|
A l’heure d’internet, ne
sachant pas si mon lecteur est français, taïwanais ou
américain, il me faut au préalable expliquer ce que recouvre le
terme étrange, et presque poétique, d’intermittence du spectacle.
Il
s’agit d’un dispositif étatique, unique au monde, par
lequel l’État français subventionne les salariés
de l’industrie du spectacle n’ayant pas de contrats
d’emploi stables. Le processus de production artistique étant
par nature irrégulier dans le temps, ce système
d’assistanat concerne énormément de monde (plus de
100 000 allocataires) : artistes, ouvriers ou techniciens du
spectacle. Sans compter ceux qui, avec la complicité de leurs
employeurs, prétendent appartenir à ces catégories.
Le principe en
est le suivant : pour peu que l’individu soit engagé par
des entreprises du spectacle à raison de 507 heures sur 10 mois au
minimum, il a accès aux bénéfices de
l’intermittence : il sera dès lors indemnisé par
l’État à raison de 60 à 100 euros par jour,
environ, pour l’ensemble des journées non travaillées.
Ceci constitue évidemment pour l’État un gouffre
financier (un de plus…), soit un coût énorme (un milliard
d’euros par an) pour les salariés du secteur privé,
seuls, faut-il le rappeler, à financer la
générosité de l’État. L’État donne d’ailleurs une
définition large des entreprises et des activités
concernées.
L’octroi
de tels privilèges repose, bien entendu, sur un choix
idéologique. L’État a estimé que l’artiste,
en tant que tel, méritait d’être soutenu par
l’impôt lorsqu’il ne produisait et ne vendait rien.

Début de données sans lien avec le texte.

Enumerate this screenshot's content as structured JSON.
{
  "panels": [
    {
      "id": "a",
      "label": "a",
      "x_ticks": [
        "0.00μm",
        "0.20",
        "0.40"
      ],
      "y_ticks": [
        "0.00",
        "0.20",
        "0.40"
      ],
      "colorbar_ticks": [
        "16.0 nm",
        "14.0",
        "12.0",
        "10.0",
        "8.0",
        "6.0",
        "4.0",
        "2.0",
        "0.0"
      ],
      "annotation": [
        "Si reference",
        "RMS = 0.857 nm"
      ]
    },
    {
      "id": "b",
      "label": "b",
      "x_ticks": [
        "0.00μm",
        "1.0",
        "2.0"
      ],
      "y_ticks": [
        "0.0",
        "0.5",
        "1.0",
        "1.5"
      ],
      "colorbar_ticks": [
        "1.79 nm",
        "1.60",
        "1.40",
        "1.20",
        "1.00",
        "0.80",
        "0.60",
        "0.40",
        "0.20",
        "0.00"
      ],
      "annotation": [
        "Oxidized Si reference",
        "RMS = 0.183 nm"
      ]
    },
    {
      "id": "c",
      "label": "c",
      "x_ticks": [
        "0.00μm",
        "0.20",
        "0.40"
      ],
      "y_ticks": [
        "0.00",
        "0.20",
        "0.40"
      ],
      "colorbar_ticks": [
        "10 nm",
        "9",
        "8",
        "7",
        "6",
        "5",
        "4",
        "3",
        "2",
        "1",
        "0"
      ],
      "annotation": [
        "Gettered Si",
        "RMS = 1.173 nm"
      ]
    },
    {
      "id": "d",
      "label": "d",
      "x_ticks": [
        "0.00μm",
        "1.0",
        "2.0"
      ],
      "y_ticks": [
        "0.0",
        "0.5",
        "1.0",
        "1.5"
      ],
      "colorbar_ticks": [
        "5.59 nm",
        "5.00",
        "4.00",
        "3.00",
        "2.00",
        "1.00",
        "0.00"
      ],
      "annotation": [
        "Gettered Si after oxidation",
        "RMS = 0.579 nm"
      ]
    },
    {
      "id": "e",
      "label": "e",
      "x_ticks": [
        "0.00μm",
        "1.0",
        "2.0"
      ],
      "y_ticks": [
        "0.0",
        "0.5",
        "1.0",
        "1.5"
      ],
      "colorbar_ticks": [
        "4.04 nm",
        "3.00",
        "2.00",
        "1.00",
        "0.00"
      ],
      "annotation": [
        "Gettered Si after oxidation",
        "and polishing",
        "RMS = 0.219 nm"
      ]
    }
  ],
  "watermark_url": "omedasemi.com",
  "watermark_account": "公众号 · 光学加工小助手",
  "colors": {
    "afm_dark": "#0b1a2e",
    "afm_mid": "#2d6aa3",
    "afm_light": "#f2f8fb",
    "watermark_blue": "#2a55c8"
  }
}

Voilà une conséquence de plus du faux concept de
« valeur-travail », c’est à dire
l’idée que toute activité humaine aurait une valeur en soi. A la limite, si votre
beau-frère, artiste dans l’âme, décidait de passer
quatre ans à aligner les galets sur la plage de Palavas-les-Flots, il
pourrait donc s’estimer en droit d’être rémunéré
pour son travail harassant… On voit bien l’absurdité de la
chose.
Or c’est
cette même absurdité que l’on trouve au cœur de
l’intermittence du spectacle, cette fois-ci organisée par
l’État lui-même au moyen de l’impôt :
l’art et le spectacle ayant une valeur en soi, il importe que les artistes soient subventionnés
même - et surtout - s’ils ne produisent rien qui puisse
intéresser le public (ce qui se produit lorsqu’ils sont en phase
de réflexion, en période de répétitions, ou en
vacances sous les cocotiers). Cette idéologie conduit à faire
payer le contribuable pour avoir moins
de création artistique et plus
d’artistes médiocres incapables de vivre convenablement de leurs
créations.
Condamnable
sur le plan moral, ce système génère en outre
quantité d’abus. Lorsque j’étais comédien,
il m’est arrivé de travailler deux ans, sans interruption, dans
un grand théâtre parisien. Mes petits camarades et
moi-même étions donc « intermittents »,
puisque j’avais dû m’inscrire à l’UNEDIC afin
de percevoir mes cachets, mais notre emploi était en
réalité stable puisque nous étions sous contrat et que
notre pièce se jouait tous les jours sauf les lundis. La plupart des
comédiens en profitaient pour se faire rembourser cette journée
de relâche (soit quatre jours par mois) par le contribuable, en se déclarant
au chômage pour ces journées sans cachet. Cette anecdote
n’est qu’une goutte dans l’océan des abus
générés par le système de l’intermittence.
L’existence
d’un Ministère de la Culture et le système de
l’intermittence sont généralement
considérés comme les deux piliers du « monde de la
culture » en France. Si cet audacieux dispositif
n’était pas scandaleux en soi, le contribuable français
pourrait au moins s’interroger sur son efficacité : jamais
la culture française n’a été moins
diffusée, moins admirée, moins demandée, moins
brillante, que depuis qu’il est en place ! Créé il y
a cinquante ans, le Ministère de la Culture a efficacement
présidé au déclin de la culture française dans le
monde, en croyant le combattre. De fait, la production culturelle
française a quasiment disparu de la scène mondiale avec
l’apparition du Ministère de la Culture, tandis que les
États Unis d’Amérique, qui n’ont ni
ministère ni
« intermittence », édifiaient un secteur
culturel surpuissant et diffusaient leurs produits culturels, populaires ou
élitistes, aux quatre coins du monde.